[Coco] WiFi modem.

Allen Huffman alsplace at pobox.com
Sat Jan 20 15:20:49 EST 2018


> On Jan 18, 2018, at 11:43 PM, Steve Pedersen <666jacktheknife666 at gmail.com> wrote:
> 
> The problem is hooking this up to a real Coco you need a high-speed
> Hardware flow control serial port unless you are content with using the bit
> Banger 9600 BPS.

CoCo 1/2 was pretty much limited to 1200 baud. I’m not sure how much faster the CoCo 3 could be pushed, but I thought Ultimaterm did 2400 reliably through the bitbanger.

Right now, anyone with an RS232 pack, can buy a device that goes from RS232 to Internet… They are readily available, and can call out via Telnet to a remote online BBS, or you can make them listen and answer and connect — so any CoCo BBS could be online. WiFi/Ethernet modems.

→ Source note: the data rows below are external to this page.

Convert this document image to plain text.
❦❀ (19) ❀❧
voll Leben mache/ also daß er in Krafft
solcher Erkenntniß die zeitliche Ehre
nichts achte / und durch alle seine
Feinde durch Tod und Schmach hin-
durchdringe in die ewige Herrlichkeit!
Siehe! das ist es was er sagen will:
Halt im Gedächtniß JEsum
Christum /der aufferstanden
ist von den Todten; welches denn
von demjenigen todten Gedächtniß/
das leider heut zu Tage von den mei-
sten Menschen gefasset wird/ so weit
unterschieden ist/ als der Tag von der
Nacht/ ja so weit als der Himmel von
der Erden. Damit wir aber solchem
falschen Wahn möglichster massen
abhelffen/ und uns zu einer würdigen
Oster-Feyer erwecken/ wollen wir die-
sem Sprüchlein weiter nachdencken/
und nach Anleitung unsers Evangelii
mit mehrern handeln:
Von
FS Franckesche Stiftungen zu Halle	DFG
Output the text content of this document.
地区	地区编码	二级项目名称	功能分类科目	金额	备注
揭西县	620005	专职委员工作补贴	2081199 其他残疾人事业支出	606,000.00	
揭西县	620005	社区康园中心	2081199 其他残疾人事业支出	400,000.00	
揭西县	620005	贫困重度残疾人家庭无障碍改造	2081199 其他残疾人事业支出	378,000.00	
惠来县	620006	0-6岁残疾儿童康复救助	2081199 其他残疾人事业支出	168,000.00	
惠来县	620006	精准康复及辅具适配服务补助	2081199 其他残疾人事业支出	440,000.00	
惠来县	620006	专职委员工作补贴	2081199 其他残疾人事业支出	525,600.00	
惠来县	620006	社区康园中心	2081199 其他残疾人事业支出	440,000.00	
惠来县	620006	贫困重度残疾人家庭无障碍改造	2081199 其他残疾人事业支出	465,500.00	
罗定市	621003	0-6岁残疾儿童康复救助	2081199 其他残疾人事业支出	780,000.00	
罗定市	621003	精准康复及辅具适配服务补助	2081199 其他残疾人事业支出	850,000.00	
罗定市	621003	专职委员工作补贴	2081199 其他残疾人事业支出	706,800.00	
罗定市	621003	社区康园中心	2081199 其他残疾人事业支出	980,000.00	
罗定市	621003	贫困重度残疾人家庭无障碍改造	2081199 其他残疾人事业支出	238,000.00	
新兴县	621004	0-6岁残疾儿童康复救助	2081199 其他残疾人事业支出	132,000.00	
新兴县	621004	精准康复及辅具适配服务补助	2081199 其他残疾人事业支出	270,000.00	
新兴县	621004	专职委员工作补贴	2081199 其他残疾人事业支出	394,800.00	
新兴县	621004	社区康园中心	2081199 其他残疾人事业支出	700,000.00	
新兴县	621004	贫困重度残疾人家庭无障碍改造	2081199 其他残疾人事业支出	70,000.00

With the advent of the ESP8266, and it being a $2 part, WiFi is now super cheap and the parts to make something that does this is probably not even $10.

But, if no one has Paks, but wants to get a machine online, a cartridge makes sense. By having it emulate or use 6551, mapped to the RS232 pan, then any program for RS-DOS or OS-9 that uses the RS232 pak can now get online. 

A simple park like this, with the ability to plug in a Bluetooth (for those who want it), or ESP8266 (for those who want it), or both, basically means we can now interface to anything we want.

With firmware that looks like a modem, it’s super simple to just connect CoCo to CoCo over the internet and exchange data — could use XMODEM, etc. just like dialup. But to do fancier things like FTP, that takes either more firmware in the WiFi part (doable) or CoCo software that does the protocol, using the WiFi part just for sockets.

How much would you pay? What is an RS232 Pak worth, and would it be cheaper to make a pack with the connectors (versus RS232 connector and parts) and let the end-user do whatever they want with it?